Ante a la prohibición de los toros en Catalunya.
Ante la rojigualda en los cosos taurinos y los estadios de fútbol.

Frente a la gesta individual del macho matador, el trabajo colectivo de los forçados.

Una fila de hombres que para el mismo golpe.

Un juego más limpio que cualquier ley de "higiene pública" censora. Mil veces más honesto que una corrida con afeitados o un partido de galácticos, todos abanderados.

Un juego gratuito, de "amadores" (amateur, en portugués), forçados voluntarios, que sólo cobran la comida posterior.



Sin "subalternos". Amigos. Poniendo, dándose el cuerpo.
Sin celebrar ningún gol.

Para seguir parando golpes.



Nunca entenderé a una izquierda incapaz de resignificar las imágenes anteriores en, por ejemplo, la acción colectiva necesaria para detener los despidos avalados por la última reforma laboral. O para tumbar las constantes envestidas del toro de Wall Street (anagrama también del grupo mediático neocon Intereconomía).

Y tampoco entiendo a ese movimiento memorialista de la II República que para ganar presencia pública recurre al famoseo progre y desprovecha (es más, minusvalora o desprecia) a José Tomás.
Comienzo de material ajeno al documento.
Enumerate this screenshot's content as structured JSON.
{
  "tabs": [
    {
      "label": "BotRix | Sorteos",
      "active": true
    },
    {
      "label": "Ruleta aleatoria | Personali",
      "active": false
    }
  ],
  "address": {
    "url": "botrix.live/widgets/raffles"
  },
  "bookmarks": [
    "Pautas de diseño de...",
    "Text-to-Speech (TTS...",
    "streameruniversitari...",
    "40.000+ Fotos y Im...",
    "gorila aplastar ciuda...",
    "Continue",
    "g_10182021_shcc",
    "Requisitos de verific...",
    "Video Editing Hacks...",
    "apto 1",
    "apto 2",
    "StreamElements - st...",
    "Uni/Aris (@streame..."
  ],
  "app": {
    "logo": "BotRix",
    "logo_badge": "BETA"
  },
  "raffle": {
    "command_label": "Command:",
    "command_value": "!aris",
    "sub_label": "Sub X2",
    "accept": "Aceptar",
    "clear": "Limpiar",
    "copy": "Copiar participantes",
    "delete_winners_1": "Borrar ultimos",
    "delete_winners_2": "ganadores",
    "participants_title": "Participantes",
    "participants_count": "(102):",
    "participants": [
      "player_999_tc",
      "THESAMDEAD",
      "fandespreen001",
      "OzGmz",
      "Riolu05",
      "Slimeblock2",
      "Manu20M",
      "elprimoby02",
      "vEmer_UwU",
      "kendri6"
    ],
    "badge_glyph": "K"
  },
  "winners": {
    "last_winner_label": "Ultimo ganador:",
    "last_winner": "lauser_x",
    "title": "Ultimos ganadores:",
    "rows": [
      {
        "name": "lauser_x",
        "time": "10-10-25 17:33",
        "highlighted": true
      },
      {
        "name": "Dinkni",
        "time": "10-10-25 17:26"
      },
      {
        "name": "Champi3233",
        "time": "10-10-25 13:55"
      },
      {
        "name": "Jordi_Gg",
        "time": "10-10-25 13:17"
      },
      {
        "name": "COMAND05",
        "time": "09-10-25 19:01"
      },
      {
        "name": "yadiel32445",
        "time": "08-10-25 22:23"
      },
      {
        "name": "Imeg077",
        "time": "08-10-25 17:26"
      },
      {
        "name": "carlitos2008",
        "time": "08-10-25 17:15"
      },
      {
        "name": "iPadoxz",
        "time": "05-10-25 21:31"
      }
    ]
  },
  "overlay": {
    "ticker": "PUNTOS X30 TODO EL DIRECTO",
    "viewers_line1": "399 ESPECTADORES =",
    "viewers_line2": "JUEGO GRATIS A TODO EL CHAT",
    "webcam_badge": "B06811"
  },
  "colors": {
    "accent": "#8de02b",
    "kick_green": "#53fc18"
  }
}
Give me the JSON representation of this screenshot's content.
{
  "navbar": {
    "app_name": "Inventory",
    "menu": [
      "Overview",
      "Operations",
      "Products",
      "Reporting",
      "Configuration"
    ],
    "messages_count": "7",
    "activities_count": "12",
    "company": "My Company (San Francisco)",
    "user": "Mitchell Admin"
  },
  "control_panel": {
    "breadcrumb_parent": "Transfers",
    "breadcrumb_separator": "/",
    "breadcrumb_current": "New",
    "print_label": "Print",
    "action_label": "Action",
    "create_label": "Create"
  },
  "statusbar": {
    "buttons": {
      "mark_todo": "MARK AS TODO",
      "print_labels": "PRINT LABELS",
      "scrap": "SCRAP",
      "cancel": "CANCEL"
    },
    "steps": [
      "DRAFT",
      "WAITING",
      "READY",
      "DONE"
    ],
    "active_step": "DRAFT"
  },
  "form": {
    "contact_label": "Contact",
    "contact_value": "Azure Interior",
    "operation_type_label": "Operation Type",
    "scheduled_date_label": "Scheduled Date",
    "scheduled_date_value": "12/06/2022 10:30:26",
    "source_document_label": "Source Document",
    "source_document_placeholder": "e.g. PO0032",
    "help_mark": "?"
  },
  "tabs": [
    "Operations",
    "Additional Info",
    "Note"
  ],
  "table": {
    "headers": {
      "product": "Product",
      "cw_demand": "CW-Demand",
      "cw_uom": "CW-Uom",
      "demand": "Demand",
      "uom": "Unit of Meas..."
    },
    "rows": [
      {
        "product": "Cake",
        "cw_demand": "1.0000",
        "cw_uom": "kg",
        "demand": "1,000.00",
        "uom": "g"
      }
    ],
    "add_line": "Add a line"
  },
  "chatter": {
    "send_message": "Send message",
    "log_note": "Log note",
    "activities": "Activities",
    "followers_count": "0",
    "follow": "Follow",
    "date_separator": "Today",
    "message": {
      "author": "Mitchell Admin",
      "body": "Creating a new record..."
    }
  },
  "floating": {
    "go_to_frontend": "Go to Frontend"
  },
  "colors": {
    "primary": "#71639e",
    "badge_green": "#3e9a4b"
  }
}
Un torero republicano, digno heredero de los diestros de izquierdas, portador (sin saberlo) del lema: España roja y rota, y sus cojones también. Es lo que cantábamos con Os Resentidos, respondiéndole así al fascista Calvo Sotelo de: "Entre una España roja y una España rota, prefiero la primera, que sería una fase pasajera, mientras que la segunda seguiría rota a perpetuidad".

¡Dios! ¿Qué países están fraguando, el Reino de Ejpaña del manifiesto protaurino y la Catalunya triunfal sin corridas de toros? Ambas coinciden en lo peor: rezuman (y disputan) el patrioterismo inflamado de sus selecciones "nacionales" de fútbol y el ansia de presentarse como "modernas".

Los "debates" sobre quién ganó el Mundial y qué se gana prohibiendo los toros olvidan que el único deporte y el único arte que hay que proteger son los que no se hacen por/con dinero y que, por tanto y por definición, son para "amadores", son apátridas.

1 comentarios:

JLV dijo...

Me encanta el post, sobre todo por lo que dices de los "amadores" del deporte y su forma colectiva de practicarlo. Impresionante el segundo video.